Другие же из интересующих нас мастеров — Кончаловский, Машков, Лентулов — оказывались ближе к иной тематической традиции внутри все той же российской темы. Мы имеем в виду популярный в начале века мотив народного праздника — в ту пору уже не деревенского, но городского. Вспомним о привязанности мирискусника Кустодиева к русским ярмаркам с их разодетой гуляющей толпой, нарядами парней и девок, обилием цветастого товара. Стихия праздничности заполняла собой и искусство Малявина и Архипова, где праздничный обряд, казалось, захватывал не только посад, но и российскую деревню («Вихрь» Малявина, «Гости» Архипова). Из малявинских холстов или рисунков с изображением «баб» устранено все сколько-нибудь повседневное, а акцентирована нота если не «пляса», то торжественного предстояния перед зрителем фигур, фронтально вытянутых вдоль поверхности холстов и разодетых в узорное или цветное. Однако еще более увлекала сама атмосфера посадского или городского праздничного обихода — катание в санях на Масленицу, гуляние на Пасху около оттаивающих стен соборов. В известном «сергиевском» цикле пейзажей Юона такие настроения преобладали. «Тройки по дороге действительно едут, мириады фигур действительно движутся, и это сообщает всему характер большого, здорового, чисто русского веселья», — писал А.Н. Бенуа о «сергиевских» пейзажах Юона11.

Для Кончаловского, Машкова, Лентулова олицетворением этих же праздничных настроений нередко становились произведения городского фольклора. В ту же первую половину 1910-х годов, к которой относились и купчихи Кустодиева, гуляющие по провинциальным улицам, увешанным вывесками, появлялись и известные «вывесочные» или «подносные» натюрморты Машкова, семейные портреты Кончаловского, с персонажами, похожими на людей, позирующих перед аппаратом ярмарочного фотографа, «Москва» и «Василий Блаженный» Лентулова, с их восприятием старинной русской архитектуры как ярко фольклорной и зрелищной.

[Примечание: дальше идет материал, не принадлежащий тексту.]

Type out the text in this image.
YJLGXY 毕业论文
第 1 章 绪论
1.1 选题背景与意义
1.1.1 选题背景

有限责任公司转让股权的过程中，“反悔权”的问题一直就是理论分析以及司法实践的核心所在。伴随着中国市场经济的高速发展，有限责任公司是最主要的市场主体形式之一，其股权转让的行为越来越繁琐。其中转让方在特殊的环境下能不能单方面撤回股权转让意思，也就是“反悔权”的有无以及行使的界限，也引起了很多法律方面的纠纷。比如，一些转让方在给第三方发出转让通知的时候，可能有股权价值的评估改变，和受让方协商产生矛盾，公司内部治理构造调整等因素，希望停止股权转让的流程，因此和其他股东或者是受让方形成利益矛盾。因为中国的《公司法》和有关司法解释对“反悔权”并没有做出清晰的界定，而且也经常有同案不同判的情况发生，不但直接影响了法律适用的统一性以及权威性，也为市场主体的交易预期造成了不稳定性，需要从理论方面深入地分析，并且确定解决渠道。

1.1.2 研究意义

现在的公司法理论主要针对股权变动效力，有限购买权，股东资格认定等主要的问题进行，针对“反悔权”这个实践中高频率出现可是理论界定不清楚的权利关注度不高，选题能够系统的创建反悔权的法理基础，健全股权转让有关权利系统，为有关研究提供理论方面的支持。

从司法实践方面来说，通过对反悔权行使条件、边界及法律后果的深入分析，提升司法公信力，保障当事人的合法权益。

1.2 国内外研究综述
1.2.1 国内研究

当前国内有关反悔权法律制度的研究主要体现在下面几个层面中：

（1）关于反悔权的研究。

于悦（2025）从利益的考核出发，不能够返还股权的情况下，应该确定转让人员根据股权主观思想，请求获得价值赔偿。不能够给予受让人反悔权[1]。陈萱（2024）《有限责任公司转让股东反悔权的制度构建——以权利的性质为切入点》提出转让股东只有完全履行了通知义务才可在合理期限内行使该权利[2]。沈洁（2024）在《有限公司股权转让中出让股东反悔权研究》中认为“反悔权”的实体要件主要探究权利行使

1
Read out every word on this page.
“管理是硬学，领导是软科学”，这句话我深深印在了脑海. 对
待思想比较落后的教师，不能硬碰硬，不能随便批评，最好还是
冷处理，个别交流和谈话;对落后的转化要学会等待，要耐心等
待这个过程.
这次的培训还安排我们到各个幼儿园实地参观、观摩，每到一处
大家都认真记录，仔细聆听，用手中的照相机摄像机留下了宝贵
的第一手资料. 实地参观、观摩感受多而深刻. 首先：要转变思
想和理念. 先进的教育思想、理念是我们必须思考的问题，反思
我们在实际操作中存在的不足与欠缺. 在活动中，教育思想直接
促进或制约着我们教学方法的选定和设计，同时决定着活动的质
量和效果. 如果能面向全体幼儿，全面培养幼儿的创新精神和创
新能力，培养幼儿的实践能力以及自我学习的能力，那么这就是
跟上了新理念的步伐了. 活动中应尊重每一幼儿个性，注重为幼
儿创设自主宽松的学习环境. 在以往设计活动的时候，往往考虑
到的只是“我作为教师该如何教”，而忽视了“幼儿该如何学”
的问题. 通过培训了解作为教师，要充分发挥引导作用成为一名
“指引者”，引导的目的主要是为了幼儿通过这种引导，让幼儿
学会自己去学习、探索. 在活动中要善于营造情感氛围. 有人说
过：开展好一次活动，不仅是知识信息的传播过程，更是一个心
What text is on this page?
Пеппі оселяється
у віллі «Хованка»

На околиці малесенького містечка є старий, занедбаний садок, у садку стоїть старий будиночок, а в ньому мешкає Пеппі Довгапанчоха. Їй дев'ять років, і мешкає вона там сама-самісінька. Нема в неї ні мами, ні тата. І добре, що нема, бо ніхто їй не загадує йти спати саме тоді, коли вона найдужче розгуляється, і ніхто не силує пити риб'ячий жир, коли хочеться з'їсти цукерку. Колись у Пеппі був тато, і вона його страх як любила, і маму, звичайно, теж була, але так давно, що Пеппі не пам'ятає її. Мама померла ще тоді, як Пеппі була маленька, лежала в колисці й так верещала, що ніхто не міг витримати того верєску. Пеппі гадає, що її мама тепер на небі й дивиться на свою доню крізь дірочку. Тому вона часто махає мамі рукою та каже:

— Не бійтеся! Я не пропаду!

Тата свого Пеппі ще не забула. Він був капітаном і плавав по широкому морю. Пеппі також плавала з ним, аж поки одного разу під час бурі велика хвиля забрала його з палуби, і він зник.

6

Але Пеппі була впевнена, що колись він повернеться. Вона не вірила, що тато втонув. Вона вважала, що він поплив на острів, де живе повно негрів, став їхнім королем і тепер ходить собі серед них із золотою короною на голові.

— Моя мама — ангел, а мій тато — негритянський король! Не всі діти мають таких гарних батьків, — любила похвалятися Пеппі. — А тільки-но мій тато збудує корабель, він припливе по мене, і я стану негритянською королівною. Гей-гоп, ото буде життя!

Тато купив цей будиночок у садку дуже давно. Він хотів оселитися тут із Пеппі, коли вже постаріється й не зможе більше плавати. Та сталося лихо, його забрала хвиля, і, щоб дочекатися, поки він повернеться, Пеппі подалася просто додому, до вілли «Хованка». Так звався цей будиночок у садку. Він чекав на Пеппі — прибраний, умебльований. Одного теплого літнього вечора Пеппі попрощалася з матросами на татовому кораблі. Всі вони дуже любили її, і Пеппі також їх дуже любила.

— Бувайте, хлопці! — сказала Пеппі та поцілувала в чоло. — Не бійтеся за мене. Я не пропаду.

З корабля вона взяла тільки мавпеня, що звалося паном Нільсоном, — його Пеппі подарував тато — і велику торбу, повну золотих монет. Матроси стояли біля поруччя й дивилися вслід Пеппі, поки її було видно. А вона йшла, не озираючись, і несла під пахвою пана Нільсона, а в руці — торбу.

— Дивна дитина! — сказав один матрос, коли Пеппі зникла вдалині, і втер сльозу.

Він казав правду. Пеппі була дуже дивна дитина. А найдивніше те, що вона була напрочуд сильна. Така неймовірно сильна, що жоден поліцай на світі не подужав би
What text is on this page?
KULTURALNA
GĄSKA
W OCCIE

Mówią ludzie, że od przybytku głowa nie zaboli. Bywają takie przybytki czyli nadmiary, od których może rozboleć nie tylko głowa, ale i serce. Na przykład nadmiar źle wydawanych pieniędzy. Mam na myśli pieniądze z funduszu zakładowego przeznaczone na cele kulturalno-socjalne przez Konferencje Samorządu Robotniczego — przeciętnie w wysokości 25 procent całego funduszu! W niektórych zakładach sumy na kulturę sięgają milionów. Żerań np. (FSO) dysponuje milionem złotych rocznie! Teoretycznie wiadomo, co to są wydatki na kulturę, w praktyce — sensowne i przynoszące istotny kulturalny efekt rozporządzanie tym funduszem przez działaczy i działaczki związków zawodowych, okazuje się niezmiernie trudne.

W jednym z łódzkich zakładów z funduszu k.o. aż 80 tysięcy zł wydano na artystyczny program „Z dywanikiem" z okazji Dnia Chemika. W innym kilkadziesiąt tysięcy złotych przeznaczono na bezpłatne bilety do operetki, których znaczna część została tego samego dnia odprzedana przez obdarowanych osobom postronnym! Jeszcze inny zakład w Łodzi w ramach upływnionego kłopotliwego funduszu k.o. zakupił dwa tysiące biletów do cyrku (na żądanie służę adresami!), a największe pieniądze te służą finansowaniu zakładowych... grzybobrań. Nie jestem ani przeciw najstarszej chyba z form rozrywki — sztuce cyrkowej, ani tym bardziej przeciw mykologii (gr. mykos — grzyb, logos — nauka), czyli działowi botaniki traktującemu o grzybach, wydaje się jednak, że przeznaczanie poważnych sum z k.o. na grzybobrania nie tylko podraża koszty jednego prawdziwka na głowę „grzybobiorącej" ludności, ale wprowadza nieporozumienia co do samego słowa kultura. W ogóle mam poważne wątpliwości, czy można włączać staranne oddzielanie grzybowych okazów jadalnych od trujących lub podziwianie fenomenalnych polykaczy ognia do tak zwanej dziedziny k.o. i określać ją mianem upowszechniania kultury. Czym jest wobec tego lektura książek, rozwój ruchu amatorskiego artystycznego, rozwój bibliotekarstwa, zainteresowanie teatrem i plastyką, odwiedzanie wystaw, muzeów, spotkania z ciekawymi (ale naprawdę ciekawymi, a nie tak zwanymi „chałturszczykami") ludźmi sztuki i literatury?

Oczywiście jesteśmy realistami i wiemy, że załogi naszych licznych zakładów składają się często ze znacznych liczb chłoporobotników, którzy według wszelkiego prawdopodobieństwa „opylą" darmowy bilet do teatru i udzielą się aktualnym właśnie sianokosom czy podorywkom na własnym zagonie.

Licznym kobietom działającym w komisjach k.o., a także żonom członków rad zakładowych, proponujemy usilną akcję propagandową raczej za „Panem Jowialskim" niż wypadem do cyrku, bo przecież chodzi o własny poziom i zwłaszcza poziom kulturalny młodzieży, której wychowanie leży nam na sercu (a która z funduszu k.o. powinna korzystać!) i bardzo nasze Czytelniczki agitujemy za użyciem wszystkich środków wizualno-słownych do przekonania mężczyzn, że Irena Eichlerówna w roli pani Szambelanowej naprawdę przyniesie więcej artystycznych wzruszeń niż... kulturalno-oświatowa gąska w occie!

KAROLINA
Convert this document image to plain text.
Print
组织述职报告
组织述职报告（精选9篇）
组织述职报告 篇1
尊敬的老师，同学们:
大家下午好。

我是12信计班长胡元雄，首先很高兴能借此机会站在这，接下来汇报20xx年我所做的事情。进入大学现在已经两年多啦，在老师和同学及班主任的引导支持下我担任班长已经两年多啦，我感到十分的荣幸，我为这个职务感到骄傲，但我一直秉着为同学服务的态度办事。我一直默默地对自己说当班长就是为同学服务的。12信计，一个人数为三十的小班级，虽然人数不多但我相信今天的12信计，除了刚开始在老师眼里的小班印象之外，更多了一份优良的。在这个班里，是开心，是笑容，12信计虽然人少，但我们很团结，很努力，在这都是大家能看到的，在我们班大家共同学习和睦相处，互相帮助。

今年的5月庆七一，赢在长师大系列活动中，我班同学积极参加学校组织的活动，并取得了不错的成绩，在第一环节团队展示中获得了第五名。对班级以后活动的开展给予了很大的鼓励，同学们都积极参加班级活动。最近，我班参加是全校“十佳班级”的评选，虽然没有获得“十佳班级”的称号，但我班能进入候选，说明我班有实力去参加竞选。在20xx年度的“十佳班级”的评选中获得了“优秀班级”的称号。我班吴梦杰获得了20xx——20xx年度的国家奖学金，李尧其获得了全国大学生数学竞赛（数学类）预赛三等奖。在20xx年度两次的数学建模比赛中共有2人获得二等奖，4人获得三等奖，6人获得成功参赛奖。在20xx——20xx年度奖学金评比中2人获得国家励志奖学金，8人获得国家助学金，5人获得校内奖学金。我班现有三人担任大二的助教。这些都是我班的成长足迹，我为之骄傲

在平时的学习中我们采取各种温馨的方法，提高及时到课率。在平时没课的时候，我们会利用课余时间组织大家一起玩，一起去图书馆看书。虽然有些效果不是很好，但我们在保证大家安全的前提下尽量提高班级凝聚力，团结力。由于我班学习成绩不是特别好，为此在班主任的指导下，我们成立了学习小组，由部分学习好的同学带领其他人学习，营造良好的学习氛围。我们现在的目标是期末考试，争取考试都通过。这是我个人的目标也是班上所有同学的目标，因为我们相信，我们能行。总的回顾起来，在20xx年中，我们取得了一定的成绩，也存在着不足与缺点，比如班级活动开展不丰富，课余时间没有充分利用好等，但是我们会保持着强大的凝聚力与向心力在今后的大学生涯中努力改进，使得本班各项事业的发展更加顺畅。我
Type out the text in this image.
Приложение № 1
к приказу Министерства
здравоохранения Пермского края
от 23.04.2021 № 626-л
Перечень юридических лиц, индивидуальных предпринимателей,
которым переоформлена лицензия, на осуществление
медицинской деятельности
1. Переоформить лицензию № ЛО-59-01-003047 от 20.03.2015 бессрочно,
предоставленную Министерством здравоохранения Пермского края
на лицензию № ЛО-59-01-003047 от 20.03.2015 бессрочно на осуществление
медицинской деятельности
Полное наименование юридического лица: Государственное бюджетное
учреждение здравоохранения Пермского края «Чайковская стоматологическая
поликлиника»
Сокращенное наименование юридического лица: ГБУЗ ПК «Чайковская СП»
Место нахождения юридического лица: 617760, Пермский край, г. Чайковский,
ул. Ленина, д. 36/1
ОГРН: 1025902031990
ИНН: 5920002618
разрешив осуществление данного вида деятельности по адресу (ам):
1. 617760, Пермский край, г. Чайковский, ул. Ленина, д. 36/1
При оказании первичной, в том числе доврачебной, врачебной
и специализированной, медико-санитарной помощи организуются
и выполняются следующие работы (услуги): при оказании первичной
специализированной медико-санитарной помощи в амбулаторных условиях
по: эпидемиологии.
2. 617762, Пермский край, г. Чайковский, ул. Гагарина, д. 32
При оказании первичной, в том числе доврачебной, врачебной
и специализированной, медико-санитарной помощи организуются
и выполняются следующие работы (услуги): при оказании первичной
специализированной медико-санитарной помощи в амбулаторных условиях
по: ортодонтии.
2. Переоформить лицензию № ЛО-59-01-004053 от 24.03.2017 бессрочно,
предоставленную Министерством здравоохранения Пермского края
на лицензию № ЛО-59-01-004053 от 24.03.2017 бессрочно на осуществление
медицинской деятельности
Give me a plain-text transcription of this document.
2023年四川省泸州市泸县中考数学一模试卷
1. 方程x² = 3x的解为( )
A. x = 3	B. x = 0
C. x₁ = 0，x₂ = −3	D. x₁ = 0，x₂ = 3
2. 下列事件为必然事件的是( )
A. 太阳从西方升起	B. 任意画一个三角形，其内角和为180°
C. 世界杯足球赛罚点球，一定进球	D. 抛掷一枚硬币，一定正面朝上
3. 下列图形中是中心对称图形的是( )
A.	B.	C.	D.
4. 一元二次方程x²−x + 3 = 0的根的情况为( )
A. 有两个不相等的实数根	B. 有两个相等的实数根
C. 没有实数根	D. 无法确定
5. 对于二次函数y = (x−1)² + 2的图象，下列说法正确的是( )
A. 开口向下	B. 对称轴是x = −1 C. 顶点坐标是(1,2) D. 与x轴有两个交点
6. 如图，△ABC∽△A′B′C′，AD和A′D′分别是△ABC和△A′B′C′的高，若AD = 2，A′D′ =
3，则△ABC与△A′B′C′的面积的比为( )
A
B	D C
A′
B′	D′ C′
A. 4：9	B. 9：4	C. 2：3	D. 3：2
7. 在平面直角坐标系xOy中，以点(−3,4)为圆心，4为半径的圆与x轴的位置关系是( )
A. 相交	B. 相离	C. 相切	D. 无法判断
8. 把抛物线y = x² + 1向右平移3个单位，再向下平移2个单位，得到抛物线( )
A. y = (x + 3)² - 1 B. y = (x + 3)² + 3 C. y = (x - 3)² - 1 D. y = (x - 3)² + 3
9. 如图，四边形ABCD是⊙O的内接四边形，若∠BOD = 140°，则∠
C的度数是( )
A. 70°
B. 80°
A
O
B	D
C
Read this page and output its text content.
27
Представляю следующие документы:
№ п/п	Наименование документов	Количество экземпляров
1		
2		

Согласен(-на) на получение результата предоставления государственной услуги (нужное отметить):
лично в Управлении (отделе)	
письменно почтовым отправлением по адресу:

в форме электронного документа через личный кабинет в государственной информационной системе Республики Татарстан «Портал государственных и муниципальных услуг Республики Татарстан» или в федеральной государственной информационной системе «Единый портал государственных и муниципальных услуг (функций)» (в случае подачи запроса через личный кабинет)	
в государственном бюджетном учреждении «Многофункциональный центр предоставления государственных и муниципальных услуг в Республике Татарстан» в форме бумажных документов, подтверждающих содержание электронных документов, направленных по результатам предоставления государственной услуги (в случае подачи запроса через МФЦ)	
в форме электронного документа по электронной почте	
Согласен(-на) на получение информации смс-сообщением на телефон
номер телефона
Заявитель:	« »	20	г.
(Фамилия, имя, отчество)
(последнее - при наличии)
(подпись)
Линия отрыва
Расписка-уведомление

Вспомним — в юоновских весенних празднествах наравне с толпой участвовали и большие деревья, тоже оттаивающие от зимы, или в особенности нарядные соборы и церкви Троице-Сергиевой лавры с их освеженно-весенними красками кирпичных стен или цветными луковицами глав. Ассоциативная связанность вида больших церквей и больших деревьев с настроениями народного праздника была в этих случаях настолько сильной, что и деревья, и церкви могли, казалось, источать дух взволнованного ликования даже и без участия гуляющей толпы, как это было, например, в «Мартовском солнце» Юона. У Лентулова совершенно такой же ассоциативностью наполнялись и «Василий Блаженный», и «Звон». Кажется: «толпящиеся краски» «Василия Блаженного» вобрали в себя всю пестроту, всю нарядность народного праздничного коловращения. И близко к тому подходили и краски «трактирных», «ярмарочных» подносов из натюрмортов Кончаловского и Машкова, среди которых сияюще-алые подносы с глазами зеленых цветов в середине. Цветистые церкви, воздвигнутые руками старорусских строителей, подносы и вывески, написанные народными живописцами, составляли для наших художников как бы единый низовой и ярко национальный художественный слой. Нам известно теперь, что интерес к произведениям городского фольклора проявили и некоторые петербургские художники12. Однако воспринять приподнятую праздничность этого искусства как выражение обобщенно-мажорного облика России смогла на рубеже 1900-х и 1910-х годов именно московская живопись.

* * *

Перейдем теперь к вопросам городского изобразительного фольклора13 и заострим внимание на его собственных праздничных интонациях. Мы попытаемся показать, что то праздничное начало, какое, скажем, Лентулов находил в «Василии Блаженном», зависело не только от соответствующей настроенности художника, но и от реальных свойств архитектуры храма (усиленных его позднейшей перекраской). Есть основания полагать, что интонации праздника были в сфере городского народного изобразительного искусства вообще преобладающими на протяжении широкой эпохи с XVII по начало XX века и что именно они и отличали произведения городского изобразительного фольклора от многочисленных образцов фольклора крестьянского.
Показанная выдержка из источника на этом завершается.